Heparan sulphate are negatively-charged carbohydrate chains which affect how cells move, divide or mature. These processes are especially important during foetal development but also, for example when it comes to cancer. The pattern formed by the negative charges and the length of the carbohydrate chains determine how heparan sulphate chains affect their surroundings. Cells produce heparan sulphate chains using enzymes which either join together sugar molecules or contribute the sulphate groups which are the negative charges.

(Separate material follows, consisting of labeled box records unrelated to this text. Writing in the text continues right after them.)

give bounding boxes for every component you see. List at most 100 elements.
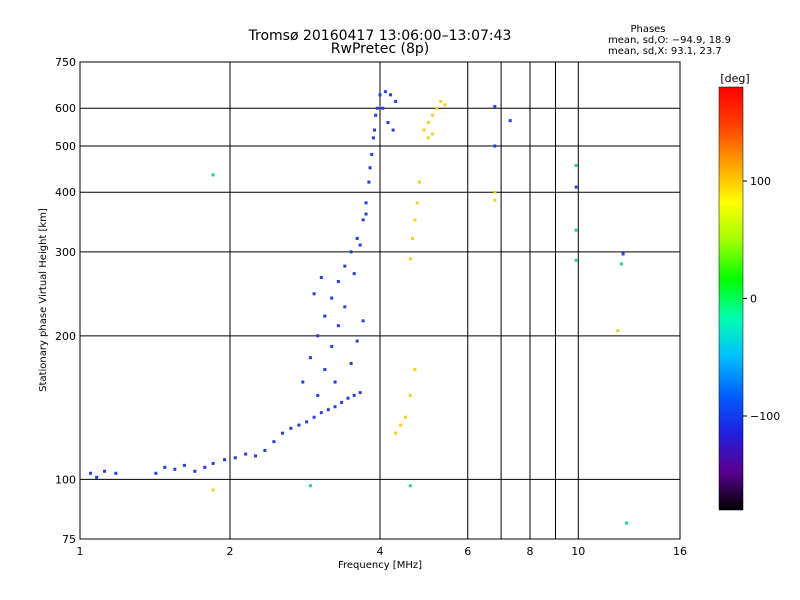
data-point-o: [378, 93, 382, 97]
data-point-o: [244, 452, 248, 456]
x-tick-label: 10: [571, 545, 585, 558]
data-point-other: [308, 484, 312, 488]
axis-ticks: 75 100 200 300 400 500 600 750 1 2 4 6 8 10 16: [55, 56, 687, 558]
data-point-o: [343, 305, 347, 309]
data-point-o: [358, 391, 362, 395]
y-tick-label: 300: [55, 246, 76, 259]
data-point-o: [349, 250, 353, 254]
data-point-o: [319, 411, 323, 415]
data-point-x: [493, 198, 497, 202]
data-point-o: [368, 166, 372, 170]
data-point-other: [574, 228, 578, 232]
data-point-o: [493, 105, 497, 109]
data-point-x: [211, 488, 215, 492]
grid-lines: [80, 62, 680, 539]
data-point-o: [355, 236, 359, 240]
colorbar-gradient: [718, 86, 744, 511]
data-point-o: [389, 93, 393, 97]
colorbar-tick-label: −100: [750, 410, 780, 423]
colorbar-tick-label: 100: [750, 175, 771, 188]
data-point-o: [364, 212, 368, 216]
data-point-o: [211, 461, 215, 465]
data-point-other: [408, 484, 412, 488]
data-point-o: [336, 279, 340, 283]
data-point-o: [373, 128, 377, 132]
data-point-o: [114, 471, 118, 475]
x-tick-label: 2: [227, 545, 234, 558]
stats-x-mode: mean, sd,X: 93.1, 23.7: [608, 46, 722, 57]
data-point-o: [305, 420, 309, 424]
data-point-x: [399, 423, 403, 427]
data-point-o: [352, 393, 356, 397]
data-point-o: [333, 380, 337, 384]
data-points: [89, 90, 629, 525]
data-point-x: [403, 415, 407, 419]
data-point-x: [443, 103, 447, 107]
data-point-o: [383, 90, 387, 94]
y-tick-label: 750: [55, 56, 76, 69]
x-tick-label: 4: [377, 545, 384, 558]
data-point-o: [375, 106, 379, 110]
data-point-x: [422, 128, 426, 132]
data-point-other: [574, 258, 578, 262]
phase-colorbar: [deg] 100 0 −100: [718, 72, 780, 511]
x-tick-label: 8: [527, 545, 534, 558]
data-point-o: [349, 361, 353, 365]
data-point-o: [367, 180, 371, 184]
data-point-o: [319, 276, 323, 280]
data-point-o: [391, 128, 395, 132]
data-point-o: [386, 121, 390, 125]
data-point-other: [211, 173, 215, 177]
data-point-o: [316, 334, 320, 338]
data-point-o: [173, 467, 177, 471]
data-point-o: [326, 408, 330, 412]
data-point-o: [343, 264, 347, 268]
data-point-o: [154, 471, 158, 475]
data-point-o: [312, 292, 316, 296]
data-point-x: [426, 136, 430, 140]
data-point-o: [361, 319, 365, 323]
x-axis-label: Frequency [MHz]: [338, 560, 422, 571]
data-point-o: [253, 454, 257, 458]
y-axis-label: Stationary phase Virtual Height [km]: [38, 208, 49, 392]
data-point-o: [312, 415, 316, 419]
colorbar-unit-label: [deg]: [720, 72, 749, 85]
data-point-x: [413, 367, 417, 371]
data-point-o: [193, 469, 197, 473]
data-point-x: [408, 393, 412, 397]
data-point-o: [340, 400, 344, 404]
data-point-x: [493, 190, 497, 194]
data-point-o: [297, 423, 301, 427]
data-point-o: [182, 463, 186, 467]
data-point-o: [233, 456, 237, 460]
data-point-o: [574, 185, 578, 189]
data-point-o: [336, 324, 340, 328]
data-point-other: [625, 521, 629, 525]
data-point-o: [346, 396, 350, 400]
chart-title: Tromsø 20160417 13:06:00–13:07:43: [248, 28, 512, 44]
data-point-x: [408, 257, 412, 261]
data-point-x: [426, 121, 430, 125]
data-point-x: [435, 106, 439, 110]
y-tick-label: 75: [62, 533, 76, 546]
data-point-o: [289, 426, 293, 430]
y-tick-label: 500: [55, 140, 76, 153]
data-point-o: [381, 106, 385, 110]
data-point-x: [417, 180, 421, 184]
data-point-o: [333, 405, 337, 409]
data-point-x: [411, 236, 415, 240]
data-point-o: [361, 218, 365, 222]
colorbar-ticks: 100 0 −100: [743, 175, 780, 423]
data-point-o: [330, 296, 334, 300]
data-point-x: [394, 431, 398, 435]
data-point-other: [619, 262, 623, 266]
data-point-o: [508, 119, 512, 123]
data-point-o: [355, 339, 359, 343]
data-point-o: [371, 136, 375, 140]
data-point-other: [574, 164, 578, 168]
data-point-x: [413, 218, 417, 222]
data-point-o: [330, 344, 334, 348]
data-point-o: [374, 113, 378, 117]
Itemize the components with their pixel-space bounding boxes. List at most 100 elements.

The aim of the research is to understand how a cell designs the length and sulphate pattern of its heparan sulphate chains and then how the chains are actually produced. It is hoped that such an understanding could be exploited to control the production of heparan sulphate chains which carry out desirable biological activities. For example, cancer cells with pathologically altered heparan sulphate chains which stimulate cell division might be made to produce heparan sulphate without this activity.
In the article, published in the Journal of Biological Chemistry, researchers describe how mice which lack the NDST2 enzyme produce shorter heparan sulphate chains while cells which contain large amounts of the enzyme have longer chains.
"In some genetic diseases, cells are not good at breaking down heparan sulphate resulting in damage to both the skeleton and muscles, but most importantly to brain functions. For these patients, it would help if less heparan sulphate was produced. This could be achieved by inhibiting the NDST2 enzyme and is one possible important application for our basic research," says Lena Kjellén, professor of Glycobiology.